At a crucial 1934 planning meeting for the Nuremberg system, the Minister of Justice presented a memorandum on American law. According to a transcript, he led a detailed discussion of miscegenation statutes from all over the United States. Moreover it is clear that the most radical Nazis were the most eager advocates of American practices. Roland Freisler, who would become president of the Nazi People's Court, declared that American jurisprudence "would suit us perfectly."
And the ugly irony is that when the Nazis rejected American law, it was often because they found it too harsh. For example, Nazi observers shuddered at the "human hardness" of the "one drop" rule, which classified people "of predominantly white appearance" as blacks. To them, American racism was sometimes simply too inhumane.
That may sound implausible — too awful to believe — but in their early years in power, the Nazis were not yet contemplating the "final solution." At first, they had a different fate in mind for the German Jewry: Jews were to be reduced to second-class citizenship and punished criminally if they sought to marry or engage in sexual contact with "Aryans." The ultimate goal was to terrify Germany's Jews into emigrating.
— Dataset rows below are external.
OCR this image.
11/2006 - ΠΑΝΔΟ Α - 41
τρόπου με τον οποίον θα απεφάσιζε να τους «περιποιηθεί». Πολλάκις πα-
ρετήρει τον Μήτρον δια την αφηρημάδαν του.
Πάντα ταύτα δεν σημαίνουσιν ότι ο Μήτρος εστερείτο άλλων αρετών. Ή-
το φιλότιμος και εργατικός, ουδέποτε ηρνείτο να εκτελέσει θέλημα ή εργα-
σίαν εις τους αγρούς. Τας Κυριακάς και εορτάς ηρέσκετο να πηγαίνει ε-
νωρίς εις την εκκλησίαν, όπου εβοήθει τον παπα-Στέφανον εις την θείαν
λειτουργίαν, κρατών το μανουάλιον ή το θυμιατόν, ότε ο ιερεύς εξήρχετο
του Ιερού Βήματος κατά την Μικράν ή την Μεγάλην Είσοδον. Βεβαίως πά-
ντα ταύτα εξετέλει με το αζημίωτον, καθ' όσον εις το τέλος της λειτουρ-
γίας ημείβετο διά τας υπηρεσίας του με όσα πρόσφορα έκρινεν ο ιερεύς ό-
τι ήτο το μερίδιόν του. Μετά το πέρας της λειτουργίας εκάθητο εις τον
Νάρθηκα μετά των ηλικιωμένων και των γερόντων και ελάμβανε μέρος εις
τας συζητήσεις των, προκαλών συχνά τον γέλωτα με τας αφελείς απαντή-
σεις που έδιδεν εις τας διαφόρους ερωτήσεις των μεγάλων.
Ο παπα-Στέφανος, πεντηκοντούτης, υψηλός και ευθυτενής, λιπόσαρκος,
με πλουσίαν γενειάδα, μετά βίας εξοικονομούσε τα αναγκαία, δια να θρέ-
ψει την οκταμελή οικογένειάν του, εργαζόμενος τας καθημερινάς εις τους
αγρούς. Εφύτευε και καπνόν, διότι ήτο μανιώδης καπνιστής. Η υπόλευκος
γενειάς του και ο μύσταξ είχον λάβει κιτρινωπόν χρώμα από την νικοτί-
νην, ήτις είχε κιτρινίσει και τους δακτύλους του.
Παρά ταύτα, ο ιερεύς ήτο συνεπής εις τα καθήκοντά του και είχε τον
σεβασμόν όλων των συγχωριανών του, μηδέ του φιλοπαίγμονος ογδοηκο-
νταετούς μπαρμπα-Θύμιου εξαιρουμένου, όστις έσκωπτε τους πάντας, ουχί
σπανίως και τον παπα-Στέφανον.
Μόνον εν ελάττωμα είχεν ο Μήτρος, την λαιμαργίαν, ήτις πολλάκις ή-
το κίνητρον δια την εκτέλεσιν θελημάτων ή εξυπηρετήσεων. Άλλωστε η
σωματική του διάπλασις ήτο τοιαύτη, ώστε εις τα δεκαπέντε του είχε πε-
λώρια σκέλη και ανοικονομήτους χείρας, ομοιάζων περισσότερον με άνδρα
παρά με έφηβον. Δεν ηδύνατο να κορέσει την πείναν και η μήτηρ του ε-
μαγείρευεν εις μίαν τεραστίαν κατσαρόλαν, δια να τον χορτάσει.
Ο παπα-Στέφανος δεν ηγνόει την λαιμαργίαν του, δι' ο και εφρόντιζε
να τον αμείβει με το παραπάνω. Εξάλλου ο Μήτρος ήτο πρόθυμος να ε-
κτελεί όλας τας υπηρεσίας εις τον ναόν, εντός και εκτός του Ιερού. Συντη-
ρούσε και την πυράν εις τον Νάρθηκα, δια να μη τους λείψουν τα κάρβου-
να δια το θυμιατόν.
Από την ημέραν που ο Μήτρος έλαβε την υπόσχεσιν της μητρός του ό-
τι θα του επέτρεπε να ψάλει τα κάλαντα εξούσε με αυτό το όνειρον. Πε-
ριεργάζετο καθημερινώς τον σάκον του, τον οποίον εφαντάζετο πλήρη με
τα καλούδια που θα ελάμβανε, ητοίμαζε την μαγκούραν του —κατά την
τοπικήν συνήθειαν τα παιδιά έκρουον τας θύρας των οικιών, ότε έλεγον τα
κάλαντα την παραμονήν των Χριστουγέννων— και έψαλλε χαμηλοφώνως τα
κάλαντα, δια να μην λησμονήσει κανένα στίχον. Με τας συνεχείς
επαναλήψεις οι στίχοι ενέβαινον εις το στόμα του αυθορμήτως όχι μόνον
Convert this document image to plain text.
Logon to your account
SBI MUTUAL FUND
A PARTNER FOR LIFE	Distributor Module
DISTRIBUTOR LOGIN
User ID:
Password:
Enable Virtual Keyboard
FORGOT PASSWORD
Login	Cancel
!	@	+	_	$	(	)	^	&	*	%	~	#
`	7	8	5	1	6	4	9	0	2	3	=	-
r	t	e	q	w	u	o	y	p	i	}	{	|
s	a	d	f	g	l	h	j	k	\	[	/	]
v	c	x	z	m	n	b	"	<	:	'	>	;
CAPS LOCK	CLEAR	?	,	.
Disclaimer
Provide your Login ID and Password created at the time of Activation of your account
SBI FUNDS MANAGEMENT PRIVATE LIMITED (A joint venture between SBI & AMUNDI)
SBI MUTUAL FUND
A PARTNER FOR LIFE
And for that program, America offered the obvious model — even if, as one Nazi lawyer put it in 1936, the Americans had "so far" not persecuted their Jews. Of course the Nazis did not simply do a cut-and-paste job, in part because much of American law avoided open racism. (Laws intended to keep blacks from the polls did not explicitly name their target.) But American antimiscegenation law was frankly racist, and the Nazi criminalization of intermarriage followed the American lead.
In a sense, this ugly tale about the history of American racism is also about American innovation gone awry. Today, we're leaders in the creation of corporate law; back then, it was race law. Other countries, such as Australia, put legislative obstacles in the way of mixed marriages, but the United States went so far as to threaten long prison terms.
And we must not forget how tenaciously the racist rulebook that the Nazis admired held on in the United States. Antimiscegenation laws were only struck down at the tail end of the civil rights era, in 1967. Race-based immigration policies did not fully end until 1968 — long after the Greatest Generation stormed the beaches of Normandy and liberated Nazi death camps.
James Q. Whitman is a professor of comparative and foreign law at Yale Law School. He is the author of "Hitler's American Model: The United States and the Making of Nazi Race Law."